Now the priority was to somehow get all the tasks done with dignity – both Pat’s and mine. With trial and error we got a routine going using incontinence pads during the day, that can be changed without her having to remove her tights, and incontinence pants at night that tear at the sides so they can be removed quickly and cleanly in the morning.

To get my husband over his reticence, I made him practice on me. Getting me up into the bathroom and then onto the toilet seat was hard enough but when I then told him to help me clean myself after going, he stopped the experiment! Even after thirty years of marriage, the idea of wiping my bottom felt really awkward for him.

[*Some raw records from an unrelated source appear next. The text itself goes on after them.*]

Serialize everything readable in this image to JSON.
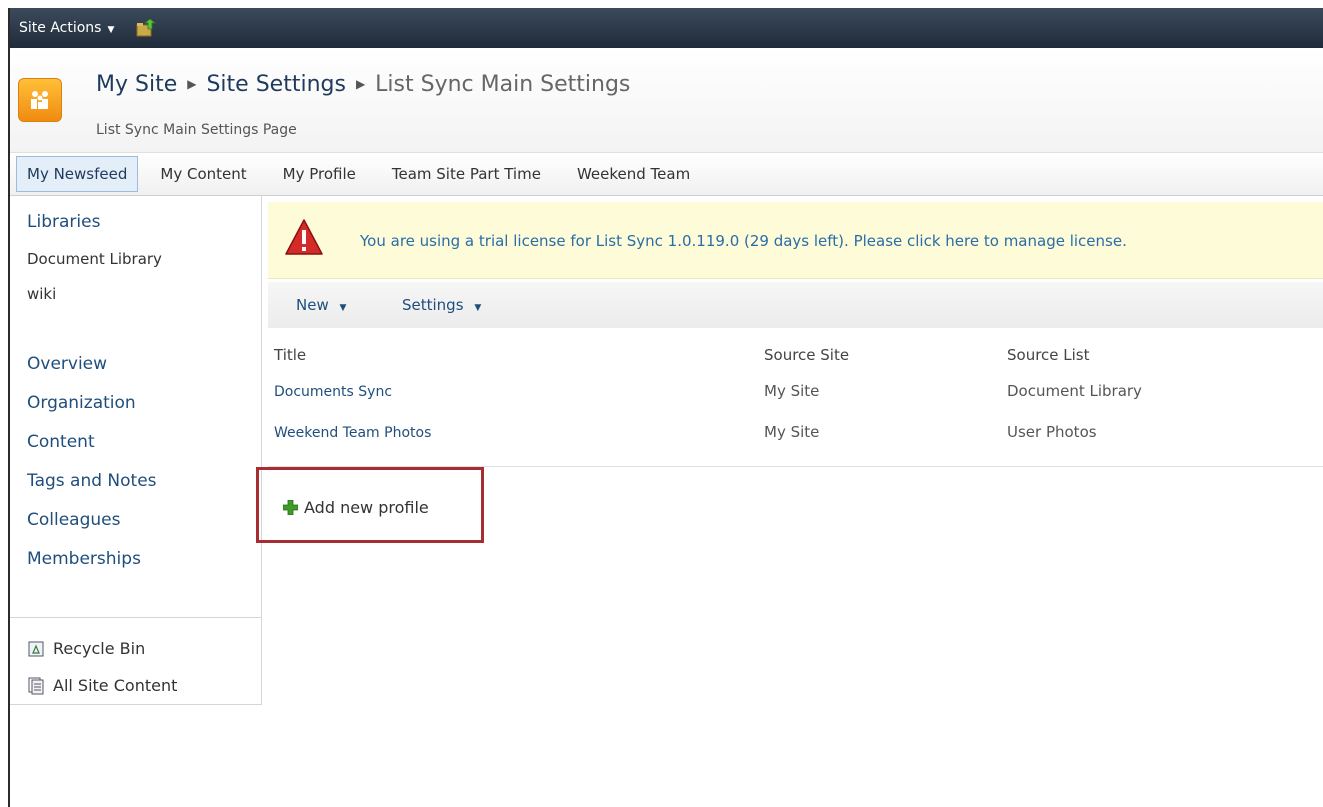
{
  "topbar": {
    "site_actions": "Site Actions"
  },
  "header": {
    "breadcrumb": [
      "My Site",
      "Site Settings",
      "List Sync Main Settings"
    ],
    "subtitle": "List Sync Main Settings Page"
  },
  "tabs": [
    "My Newsfeed",
    "My Content",
    "My Profile",
    "Team Site Part Time",
    "Weekend Team"
  ],
  "quick_launch": {
    "libraries_heading": "Libraries",
    "libraries": [
      "Document Library",
      "wiki"
    ],
    "links": [
      "Overview",
      "Organization",
      "Content",
      "Tags and Notes",
      "Colleagues",
      "Memberships"
    ],
    "recycle_bin": "Recycle Bin",
    "all_site_content": "All Site Content"
  },
  "license_notice": "You are using a trial license for List Sync 1.0.119.0 (29 days left). Please click here to manage license.",
  "toolbar": {
    "new": "New",
    "settings": "Settings"
  },
  "table": {
    "columns": [
      "Title",
      "Source Site",
      "Source List"
    ],
    "rows": [
      {
        "title": "Documents Sync",
        "source_site": "My Site",
        "source_list": "Document Library"
      },
      {
        "title": "Weekend Team Photos",
        "source_site": "My Site",
        "source_list": "User Photos"
      }
    ]
  },
  "add_profile": "Add new profile",
  "colors": {
    "topbar": "#2a3646",
    "highlight_box": "#a82d33",
    "license_bg": "#fdfbd8",
    "link": "#1f4e7c"
  }
}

Still, it made him realise that this was something me and his Mum were dealing with every day and that, whilst I don’t mind doing it, I do need a break every now and then and it’s not surprising I sometimes get irritable.

He hasn’t exactly taken on toilet duties yet, but he has arranged for our older children to take on more household chores and organised two nights a week when he and the kids do the cooking. And, I have an afternoon to myself once a week when I can go for walks, see my girlfriends for coffee or just browse the shops. We didn’t ask for this situation, but we’re learning how best to deal with it as a family'.